Leeson dan Summer (2005) membagi periode pemeliharaan ayam petelur berdasarkan siklus produksi telur menjadi 4, fase 1(18-32 minggu), fase 2(32-45 minggu), fase 3(45-60 minggu), dan fase 4(60-70 minggu). Setelah mencapai puncak produksi maka produksi telur akan terus menurun hingga diafkir karena tidak ekonomis lagi untuk dilakukan pemeliharaan.

Lambrou (1986) menyatakan bahwa breeding, nutrisi, lingkungan dan manajemen penanganan telur berpengaruh terhadap kualitas telur. Nutrisi sangat bergantung kepada pencernaan dan absorsi dari saluran pencernaan. Semakin meningkatnya umur, kemampuan organ-organ makhluk hidup untuk bermetabolisme akan semakin menurun. Pada akhir periode produksi, kualitas kerabang telur yang dihasilkan menurun. Berat telur akan meningkat sejalan dengan umur ternak dan kualitas kerabang telur akan menurun dilihat dari ketebalannya, kekuatan dan berat jenis serta persentase keretakan dan cacat kerabang telur yang meningkat. Selain itu, telur juga tidak sekental biasanya atau bisa dikatakan telur lebih banyak mengandung air.

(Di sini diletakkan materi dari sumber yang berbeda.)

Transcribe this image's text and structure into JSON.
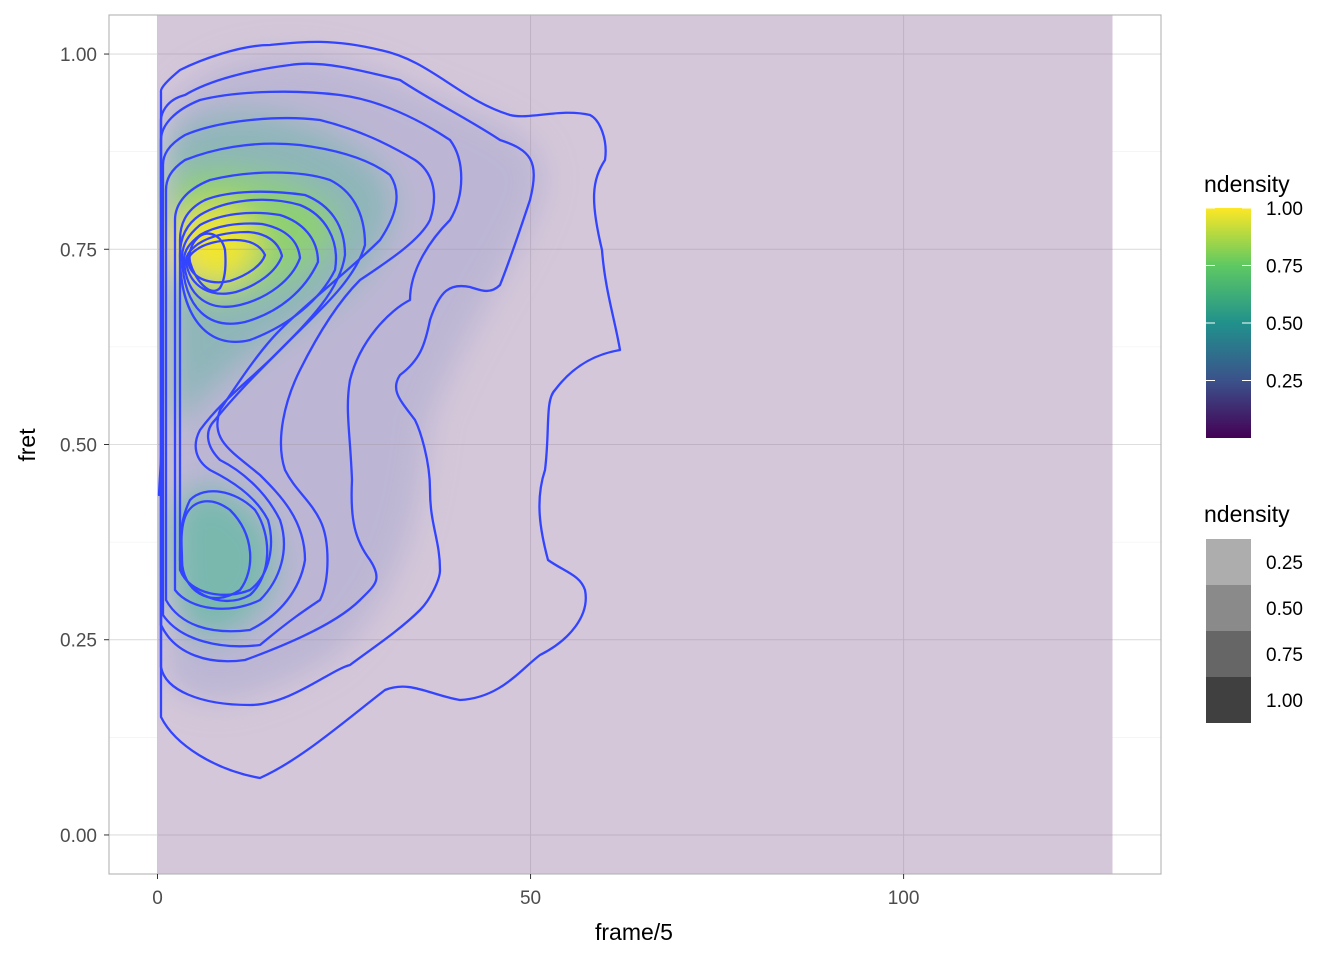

Vitamin D berfungsi mengatur penyerapan kalsium sebagai komponen utama penyusun kerabang telur (Murray et al. 2009). Vitamin D ini termasuk vitamin larut dalam lemak. Pada dasarnya, absorbsi dan distribusi vitamin larut dalam lemak mengikuti pola dari pencernaan, absorbsi, distribusi, dan dekomposisi dari lemak (Riis 1983).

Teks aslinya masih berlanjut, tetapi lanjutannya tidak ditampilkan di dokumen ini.